The documentary sees Michael Wood embark on a dazzling and exciting journey through today’s India, “seeking in the present for clues to her past, and in the past for clues to her future”.

Comparing it to the landmark “Planet Earth” series, Michael Judge in a Wall Street Journal preview says: “This is just the beginning of an expedition that draws a straight line from the ancient civilizations of the Indus Valley to the high-tech wonders and wealth of Bangalore’s Silicon Valley.”

“Like the Discovery Channel’s ‘Planet Earth’, this is documentary television that shouldn’t be missed,” he says. “As Mr. Wood explains with great verve at the start of our voyage: ‘Only India has preserved the unbroken thread of the human story that binds us all’.”

However, Tom Shales of the Washington Post is a little disappointed. “Pretty, pretty pictures are at odds with sometimes wearisome words in ‘The Story of India’, an ambitious attempt to encapsulate 5,000 years of what is now ‘the world’s largest democracy’ into a mere six hours of television.

“The articulate interlocutor for the BBC-PBS co-production is a chatty chap named Michael Wood, and though he’s amiable and erudite, he hasn’t organised the material for maximum clarity and coherence,” says Shales.

“It is a massive project, indeed, and viewers who face up to the challenge will undoubtedly learn much that was previously unknown about this paradoxical land of ancient myths and cutting-edge cybernetics,” he notes.

“Unfortunately, tonight’s premiere of the six-part series does not bode wildly well: It seems at times confused and fuzzily focussed,” Shales wrote Monday.

“The visuals are occasionally magnificent, though, especially shots of everyday people crowding city streets or bobbing about in India’s fabled waterways. The images of India’s ever-seductive culture are stunning and intoxicating, even if Wood’s analysis tends toward the off-puttingly dry.
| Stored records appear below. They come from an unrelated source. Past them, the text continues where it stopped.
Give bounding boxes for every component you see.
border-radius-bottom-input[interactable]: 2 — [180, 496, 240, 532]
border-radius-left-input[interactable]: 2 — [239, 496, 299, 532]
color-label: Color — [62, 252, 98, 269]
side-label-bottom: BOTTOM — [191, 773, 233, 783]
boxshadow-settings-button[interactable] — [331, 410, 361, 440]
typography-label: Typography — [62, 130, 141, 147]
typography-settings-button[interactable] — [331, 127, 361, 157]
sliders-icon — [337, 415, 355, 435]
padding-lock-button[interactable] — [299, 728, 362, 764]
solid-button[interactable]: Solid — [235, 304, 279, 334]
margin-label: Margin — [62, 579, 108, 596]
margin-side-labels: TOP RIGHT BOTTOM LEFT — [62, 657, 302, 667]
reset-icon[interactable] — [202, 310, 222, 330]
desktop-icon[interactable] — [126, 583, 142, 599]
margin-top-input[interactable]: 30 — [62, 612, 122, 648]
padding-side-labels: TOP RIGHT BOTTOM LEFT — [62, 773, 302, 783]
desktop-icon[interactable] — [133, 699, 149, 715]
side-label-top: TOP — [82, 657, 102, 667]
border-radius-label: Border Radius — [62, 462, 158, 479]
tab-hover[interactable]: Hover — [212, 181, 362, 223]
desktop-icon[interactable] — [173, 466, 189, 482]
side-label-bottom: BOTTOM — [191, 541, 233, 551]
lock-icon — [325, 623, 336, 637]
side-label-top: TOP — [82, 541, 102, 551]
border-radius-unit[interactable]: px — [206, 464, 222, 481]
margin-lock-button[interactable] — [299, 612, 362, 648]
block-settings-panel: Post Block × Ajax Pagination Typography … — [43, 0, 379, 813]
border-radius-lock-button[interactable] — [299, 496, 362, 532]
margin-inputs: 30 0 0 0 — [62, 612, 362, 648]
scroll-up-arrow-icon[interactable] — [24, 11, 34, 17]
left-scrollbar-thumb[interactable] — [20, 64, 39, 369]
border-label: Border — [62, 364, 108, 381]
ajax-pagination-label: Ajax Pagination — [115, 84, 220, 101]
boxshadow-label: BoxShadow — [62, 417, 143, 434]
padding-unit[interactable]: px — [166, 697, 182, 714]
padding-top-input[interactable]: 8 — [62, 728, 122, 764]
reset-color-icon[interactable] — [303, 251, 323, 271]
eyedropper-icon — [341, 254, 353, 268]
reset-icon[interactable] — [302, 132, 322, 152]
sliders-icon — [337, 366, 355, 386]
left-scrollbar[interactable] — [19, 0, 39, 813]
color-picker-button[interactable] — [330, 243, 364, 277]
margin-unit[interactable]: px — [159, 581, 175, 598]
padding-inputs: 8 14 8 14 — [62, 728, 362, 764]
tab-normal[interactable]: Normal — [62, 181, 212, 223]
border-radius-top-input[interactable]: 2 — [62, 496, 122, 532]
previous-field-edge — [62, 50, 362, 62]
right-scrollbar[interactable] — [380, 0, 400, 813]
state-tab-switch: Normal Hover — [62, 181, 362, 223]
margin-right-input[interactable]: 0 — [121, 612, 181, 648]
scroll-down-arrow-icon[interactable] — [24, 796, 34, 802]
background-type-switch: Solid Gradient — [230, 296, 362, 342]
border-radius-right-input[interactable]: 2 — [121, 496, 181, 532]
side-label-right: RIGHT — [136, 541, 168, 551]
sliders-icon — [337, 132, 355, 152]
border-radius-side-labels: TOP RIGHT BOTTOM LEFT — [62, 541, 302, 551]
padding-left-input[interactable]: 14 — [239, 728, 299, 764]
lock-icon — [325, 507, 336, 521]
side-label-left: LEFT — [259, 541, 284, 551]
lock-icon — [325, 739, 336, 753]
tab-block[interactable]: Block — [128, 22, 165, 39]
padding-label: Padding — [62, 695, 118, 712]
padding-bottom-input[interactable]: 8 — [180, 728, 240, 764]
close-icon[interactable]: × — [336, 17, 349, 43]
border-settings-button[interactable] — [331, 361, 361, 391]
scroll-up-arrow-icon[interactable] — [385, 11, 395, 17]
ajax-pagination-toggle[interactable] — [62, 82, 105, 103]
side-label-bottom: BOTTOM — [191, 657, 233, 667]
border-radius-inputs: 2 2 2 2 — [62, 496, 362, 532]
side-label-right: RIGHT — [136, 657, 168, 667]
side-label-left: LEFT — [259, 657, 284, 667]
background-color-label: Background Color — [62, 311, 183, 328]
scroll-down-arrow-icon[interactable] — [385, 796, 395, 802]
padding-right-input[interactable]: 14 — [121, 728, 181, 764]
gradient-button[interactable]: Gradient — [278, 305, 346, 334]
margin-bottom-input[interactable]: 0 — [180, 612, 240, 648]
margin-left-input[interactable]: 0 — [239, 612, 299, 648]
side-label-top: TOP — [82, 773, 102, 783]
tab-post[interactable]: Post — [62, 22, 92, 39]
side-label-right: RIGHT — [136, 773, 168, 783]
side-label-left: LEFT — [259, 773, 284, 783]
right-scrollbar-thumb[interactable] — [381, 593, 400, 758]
“The series would benefit from less talk and more action than in the premiere, but even with its limitations, ‘The Story of India’ all but dares viewers not to be at least intrigued – and, quite possibly, fascinated,” Shales adds.

Monday’s opening chapter “Beginnings” and “The Power of Ideas” covered 60,000 to 500 BC and then 500 to 200 BC. Forthcoming chapters in the saga are titled “Spice Routes and Silk Roads”, “Ages of Gold”, “The Meeting of Two Oceans” and “Freedom, 1700-2009”.